Ryan Chiao, Photo Editor
The University has agreed to pay a total of $87,500 to four female cardiologists after the U.S. Department of Labor found the employees were compensated less than their male counterparts. The department released the settlement on Oct. 2.
While conducting a routine compliance review, the Department of Labor found that four female cardiologists were paid less than male faculty members of similar stature during the 2016-17 fiscal year. The four employees were clinicians in the cardiovascular medicine section of the School of Medicine. Per the settlement’s terms, the University does not admit wrongdoing and the employees sign away their rights to sue.
“We are fighting hard for women to have the same pay as men,” Elizabeth Jonas ’82, co-chair of the Committee on the Status of Women in Medicine at the School of Medicine, wrote in an email to the News. “I think the problem will never be solved until the University publishes all salaries and pays according to a scale set by rank and seniority.”
During its evaluation of the University, the Department of Labor’s Office of Federal Contract Compliance Programs found that Yale had violated requirements that employers not discriminate based on gender.

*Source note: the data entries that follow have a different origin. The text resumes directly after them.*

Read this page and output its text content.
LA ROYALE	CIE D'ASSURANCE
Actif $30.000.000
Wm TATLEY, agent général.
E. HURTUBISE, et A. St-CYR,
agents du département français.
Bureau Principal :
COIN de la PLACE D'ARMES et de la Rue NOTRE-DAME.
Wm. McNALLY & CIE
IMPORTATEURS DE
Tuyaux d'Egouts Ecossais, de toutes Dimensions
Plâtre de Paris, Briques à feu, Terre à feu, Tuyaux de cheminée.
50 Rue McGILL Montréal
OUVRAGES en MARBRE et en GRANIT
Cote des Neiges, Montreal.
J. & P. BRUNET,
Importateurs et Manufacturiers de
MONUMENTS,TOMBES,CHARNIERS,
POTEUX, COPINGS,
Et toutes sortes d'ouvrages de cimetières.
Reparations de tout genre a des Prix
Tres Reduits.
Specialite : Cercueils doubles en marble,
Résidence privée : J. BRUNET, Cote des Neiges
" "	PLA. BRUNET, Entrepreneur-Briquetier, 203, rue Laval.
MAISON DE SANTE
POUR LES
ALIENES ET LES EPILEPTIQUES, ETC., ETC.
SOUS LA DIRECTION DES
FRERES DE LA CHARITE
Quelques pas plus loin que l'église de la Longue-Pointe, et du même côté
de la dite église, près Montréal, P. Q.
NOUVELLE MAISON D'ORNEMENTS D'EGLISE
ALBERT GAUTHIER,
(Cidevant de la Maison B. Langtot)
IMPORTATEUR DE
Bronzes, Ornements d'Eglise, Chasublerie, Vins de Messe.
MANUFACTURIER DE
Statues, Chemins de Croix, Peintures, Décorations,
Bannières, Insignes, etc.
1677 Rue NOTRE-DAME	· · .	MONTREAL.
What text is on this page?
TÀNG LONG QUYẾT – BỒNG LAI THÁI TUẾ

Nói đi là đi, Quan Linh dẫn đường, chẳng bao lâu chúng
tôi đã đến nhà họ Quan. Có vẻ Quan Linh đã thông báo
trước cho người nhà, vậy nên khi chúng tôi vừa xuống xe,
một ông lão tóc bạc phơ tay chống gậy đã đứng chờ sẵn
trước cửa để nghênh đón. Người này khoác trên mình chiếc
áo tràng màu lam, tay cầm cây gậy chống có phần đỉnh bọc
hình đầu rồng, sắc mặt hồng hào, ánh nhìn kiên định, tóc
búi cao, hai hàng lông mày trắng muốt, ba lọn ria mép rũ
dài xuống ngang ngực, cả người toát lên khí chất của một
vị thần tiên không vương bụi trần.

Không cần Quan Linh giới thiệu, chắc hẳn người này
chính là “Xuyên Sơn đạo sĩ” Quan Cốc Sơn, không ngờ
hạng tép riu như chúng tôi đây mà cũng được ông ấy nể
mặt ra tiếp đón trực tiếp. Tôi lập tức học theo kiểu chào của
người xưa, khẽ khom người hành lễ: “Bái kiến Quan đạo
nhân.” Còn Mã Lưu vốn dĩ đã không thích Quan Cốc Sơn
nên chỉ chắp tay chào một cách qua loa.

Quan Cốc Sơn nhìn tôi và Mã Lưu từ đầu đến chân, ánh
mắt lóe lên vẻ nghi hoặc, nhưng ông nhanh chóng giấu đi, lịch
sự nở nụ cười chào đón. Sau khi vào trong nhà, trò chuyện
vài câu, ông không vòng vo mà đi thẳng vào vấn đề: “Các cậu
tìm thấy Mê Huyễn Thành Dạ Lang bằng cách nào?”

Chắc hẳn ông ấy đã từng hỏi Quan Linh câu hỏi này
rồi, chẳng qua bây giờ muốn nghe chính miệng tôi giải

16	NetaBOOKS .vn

Vicki Schultz, professor of law and social sciences, said that she suspects the OFCCP looks for a “significant, non-random deviation from the norm,” when conducting compliance reviews.
“Here there were 4 women being underpaid, not one, for example,” Schultz wrote in an email to the News. “The amounts were not trivial, and would be compounded over time through across-the-board, percentage raises.”
The University distributed the $87,500 among the four affected employees. Two of them received $27,500, while another got $20,000 and the last was awarded $12,500. These sums were calculated according to the back pay and interest that each employee should have received.
The four employees were hired when the Yale New Haven Health System acquired the practices where they worked. The practices’ compensation structures were kept intact during this transition. The previous contract led to the discrepancies in their salaries, the settlement stated.
University spokesperson Karen Peart underscored that the agreement involves only four employees out of more than 16,000 working at Yale. The OFCCP did not find any additional pay disparities, she added, and the cardiologists’ professional track has not existed for over two years. Instead, clinicians now work on the clinical track.
In the document, the OFCCP recognized that the hiring practice is no longer in place, and that compensation is now integrated into YNHH’s own payment system.
To receive the compensation, the employees had to agree not to file a discrimination suit against the University.
For its part, Yale must conduct internal audits and keep all records relevant to the violation. Additionally, the University must fill out progress reports on any pay adjustments for employees in the clinical track until September 2022 and submit these reports to the OFCCP.
Like other private employers, the University does not publicize faculty and staff pay, so many employees do not have a frame of reference for their salary compared to others in their field, Schultz explained.
“It’s almost impossible for people to know whether they are being underpaid relative to their peers based on impermissible criteria like sex or race,” Schultz told the News. “This is why measures to increase pay transparency, begun in the Obama administration but opposed by the current administration, are so important.”
The Office of Federal Contract Compliance Programs was created in 2009 as a subdivision of the Department of Labor.